Всюду пыль, хлам, но зев его привычно разинут: я легко вошла внутрь, не разуваясь, но ступая осторожно. На потолке веранды – лёд. Родители уехали отсюда в новую квартиру уже больше недели назад.

И это тот немецкий родительский дом, чей стареющий облик был аристократически сдержан? Дом кричит.

Остывшая пыльная печь на кухне. Деревянный пол (жёлтая краска местами сошла, и под ней уставший коричневый цвет) усеян всякой всячиной – мой детский глобус с провалившейся Африкой, изношенный плёночный фотоаппарат, сломанный футляр от очков, тюбики с негодными уже кремами, упаковки с просроченными лекарствами... Вещи, уставшие жить. Жизнь их закончилась, а они всё живут. В старом холодильнике затхлый запах, здесь брошенная плошка с протухшим сливочным маслом, банка с остатками умирающего молочного месива...

Родители словно обиделись на дом, раз бросили его так небрежно, впопыхах, почти спасаясь бегством. Они знали, что его скоро снесут. И не прибрали перед уходом.

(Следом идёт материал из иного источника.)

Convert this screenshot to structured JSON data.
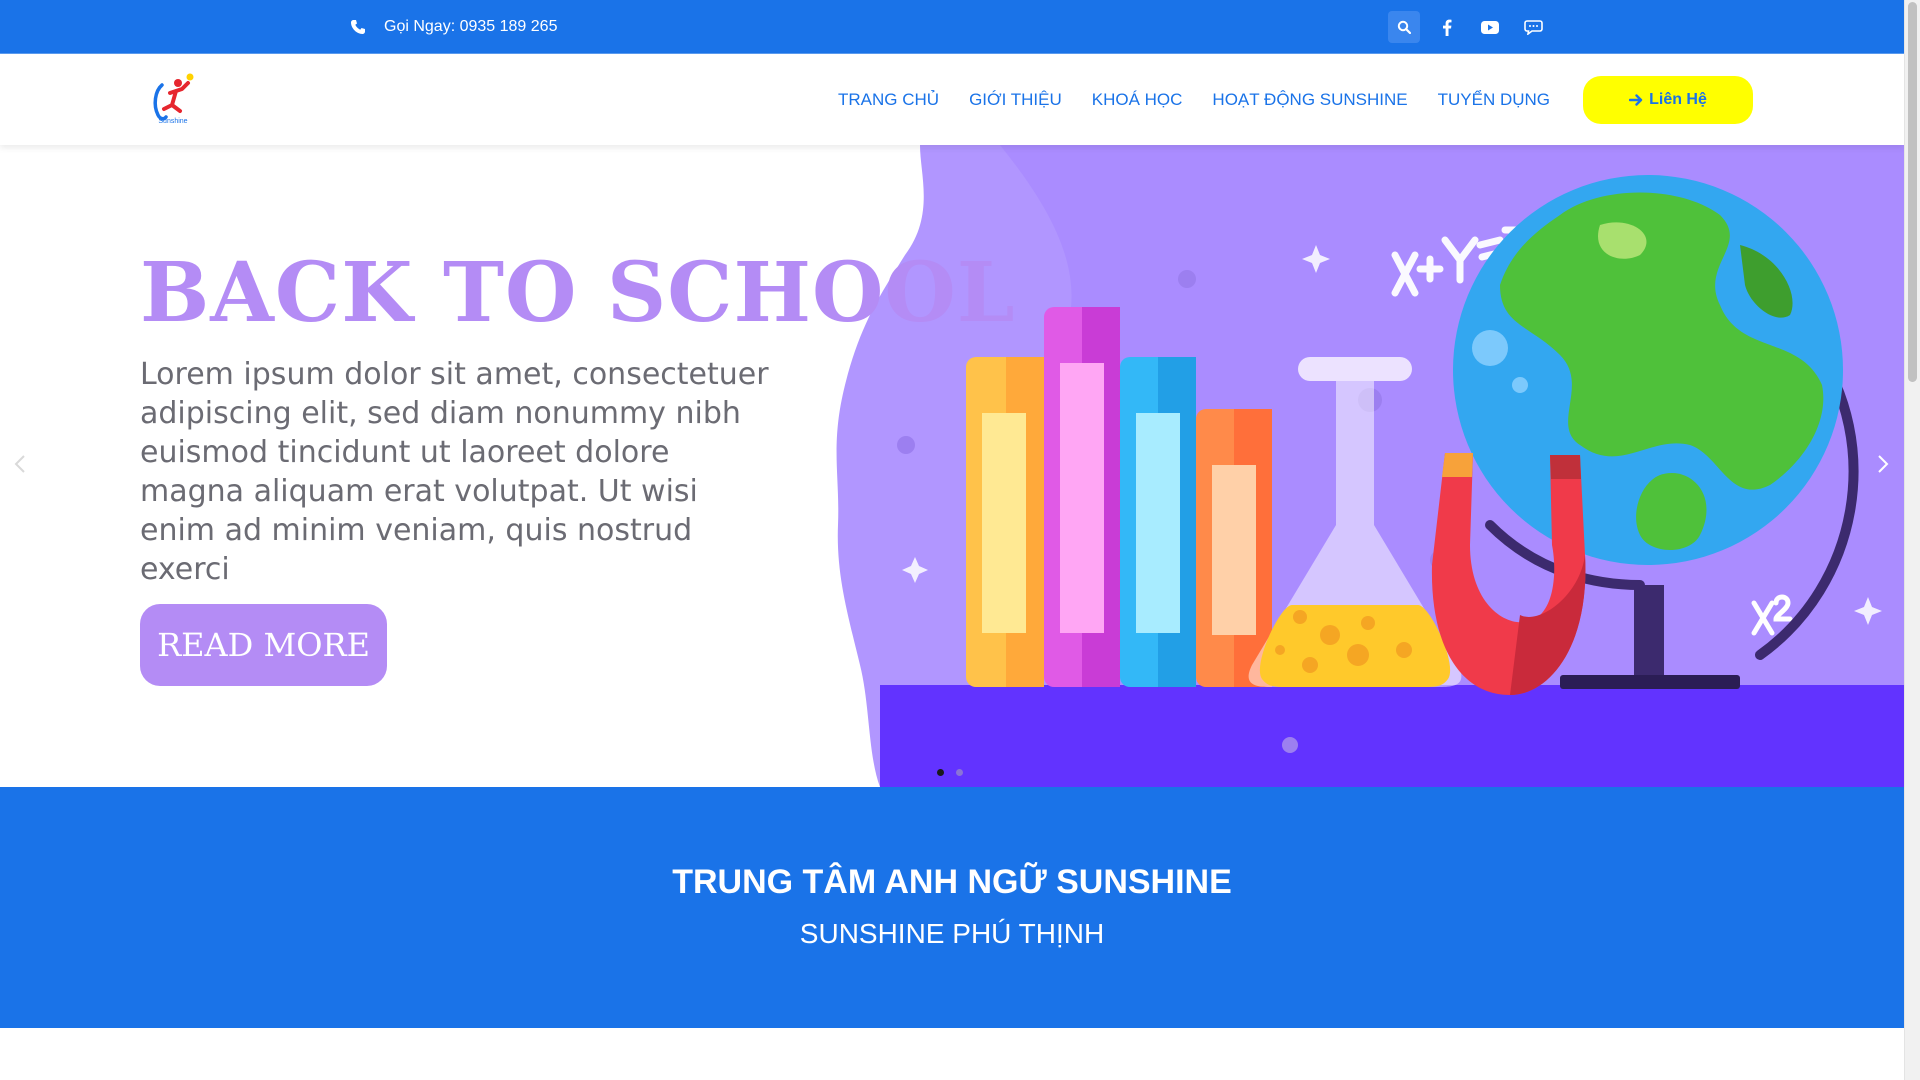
{
  "topbar": {
    "phone_text": "Gọi Ngay: 0935 189 265",
    "icons": [
      "search-icon",
      "facebook-icon",
      "youtube-icon",
      "chat-icon"
    ]
  },
  "header": {
    "logo_caption": "Sunshine",
    "nav": [
      "TRANG CHỦ",
      "GIỚI THIỆU",
      "KHOÁ HỌC",
      "HOẠT ĐỘNG SUNSHINE",
      "TUYỂN DỤNG"
    ],
    "cta_label": "Liên Hệ"
  },
  "hero": {
    "title": "BACK TO SCHOOL",
    "text": "Lorem ipsum dolor sit amet, consectetuer adipiscing elit, sed diam nonummy nibh euismod tincidunt ut laoreet dolore magna aliquam erat volutpat. Ut wisi enim ad minim veniam, quis nostrud exerci",
    "button": "READ MORE",
    "formula_1": "X+Y=Z",
    "formula_2": "X²",
    "slide_count": 2,
    "active_slide": 1
  },
  "band": {
    "title": "TRUNG TÂM ANH NGỮ SUNSHINE",
    "subtitle": "SUNSHINE PHÚ THỊNH"
  },
  "colors": {
    "primary": "#1a73e8",
    "cta": "#ffff00",
    "hero_purple": "#b48cf5",
    "hero_floor": "#6233ff"
  }
}
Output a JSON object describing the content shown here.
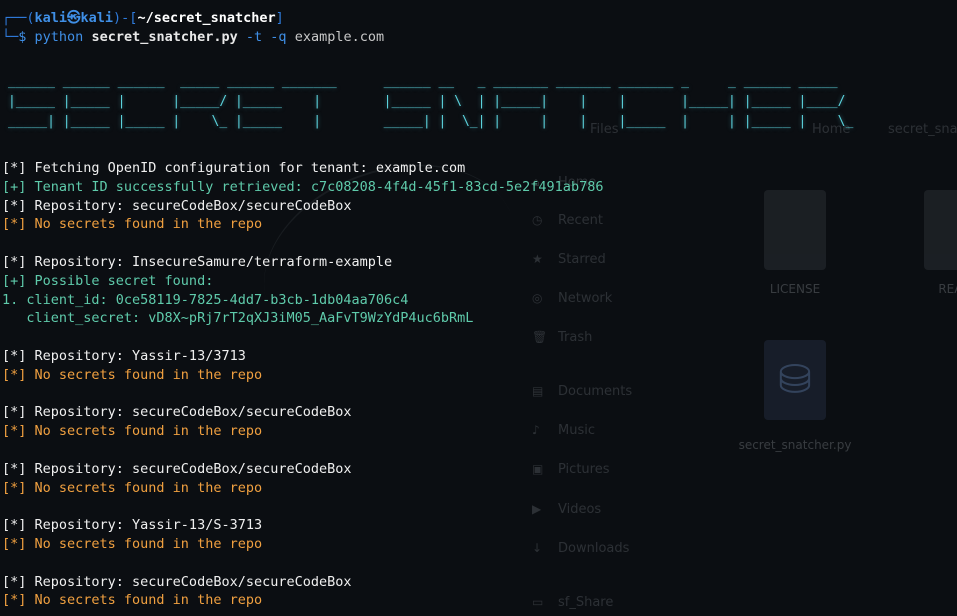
{
  "prompt": {
    "user": "kali",
    "host": "kali",
    "cwd": "~/secret_snatcher",
    "symbol": "$",
    "command": "python",
    "script_pre": "se",
    "script_hl": "cret_snatcher.py",
    "flags": "-t -q",
    "target": "example.com"
  },
  "banner": {
    "line1": "______ ______ ______  _____ ______ _______      ______ __   _ _______ _______ _______ _     _ ______ _____",
    "line2": "|_____ |_____ |      |_____/ |_____    |        |_____ | \\  | |_____|    |    |       |_____| |_____ |____/",
    "line3": "_____| |_____ |_____ |    \\_ |_____    |        _____| |  \\_| |     |    |    |_____  |     | |_____ |    \\_"
  },
  "output": [
    {
      "text": "[*] Fetching OpenID configuration for tenant: example.com",
      "color": "white"
    },
    {
      "text": "[+] Tenant ID successfully retrieved: c7c08208-4f4d-45f1-83cd-5e2f491ab786",
      "color": "green"
    },
    {
      "text": "[*] Repository: secureCodeBox/secureCodeBox",
      "color": "white"
    },
    {
      "text": "[*] No secrets found in the repo",
      "color": "orange"
    },
    {
      "text": "",
      "color": "white"
    },
    {
      "text": "[*] Repository: InsecureSamure/terraform-example",
      "color": "white"
    },
    {
      "text": "[+] Possible secret found:",
      "color": "green"
    },
    {
      "text": "1. client_id: 0ce58119-7825-4dd7-b3cb-1db04aa706c4",
      "color": "green"
    },
    {
      "text": "   client_secret: vD8X~pRj7rT2qXJ3iM05_AaFvT9WzYdP4uc6bRmL",
      "color": "green"
    },
    {
      "text": "",
      "color": "white"
    },
    {
      "text": "[*] Repository: Yassir-13/3713",
      "color": "white"
    },
    {
      "text": "[*] No secrets found in the repo",
      "color": "orange"
    },
    {
      "text": "",
      "color": "white"
    },
    {
      "text": "[*] Repository: secureCodeBox/secureCodeBox",
      "color": "white"
    },
    {
      "text": "[*] No secrets found in the repo",
      "color": "orange"
    },
    {
      "text": "",
      "color": "white"
    },
    {
      "text": "[*] Repository: secureCodeBox/secureCodeBox",
      "color": "white"
    },
    {
      "text": "[*] No secrets found in the repo",
      "color": "orange"
    },
    {
      "text": "",
      "color": "white"
    },
    {
      "text": "[*] Repository: Yassir-13/S-3713",
      "color": "white"
    },
    {
      "text": "[*] No secrets found in the repo",
      "color": "orange"
    },
    {
      "text": "",
      "color": "white"
    },
    {
      "text": "[*] Repository: secureCodeBox/secureCodeBox",
      "color": "white"
    },
    {
      "text": "[*] No secrets found in the repo",
      "color": "orange"
    }
  ],
  "background": {
    "tabs": [
      "Files",
      "Home",
      "secret_snat"
    ],
    "sidebar": [
      "Home",
      "Recent",
      "Starred",
      "Network",
      "Trash",
      "Documents",
      "Music",
      "Pictures",
      "Videos",
      "Downloads",
      "sf_Share"
    ],
    "files": [
      {
        "name": "LICENSE",
        "icon": "document-icon"
      },
      {
        "name": "READ",
        "icon": "document-icon"
      },
      {
        "name": "secret_snatcher.py",
        "icon": "python-file-icon"
      }
    ]
  }
}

Прохожу в комнаты. Они светлые! Окна без тюля и штор жадно едят свет. В детстве я любила играть здесь в придуманную мной игру гостеприимства – водила по дому виртуальных гостей и расселяла их по комнатам. «Здесь в шкафу лежат банные полотенца. А здесь пара новых зубных щёток, можете воспользоваться!» Дом был вымыт тогда до блеска.

Я ищу родное. Моя кровать в бывшей детской. Царапинки на спинке – имя моей сестры. Сосудистые звёздочки на оконных стёклах – каждую помню ещё дошкольницей. Я была дома с бабушкой целыми днями, смотрела на улицу и, как Филиппок, мечтала пойти в школу.

Вихрастый коричневый ковёр на полу хранил в себе сверкалки. Это слово придумал брат. У мамы как-то по ковру рассыпались мелкие-мелкие сияющие бусинки. Мы с братом и через месяц, и через год находили их на ковре. И, пожалуй, всю жизнь ищем повсюду сверкалки.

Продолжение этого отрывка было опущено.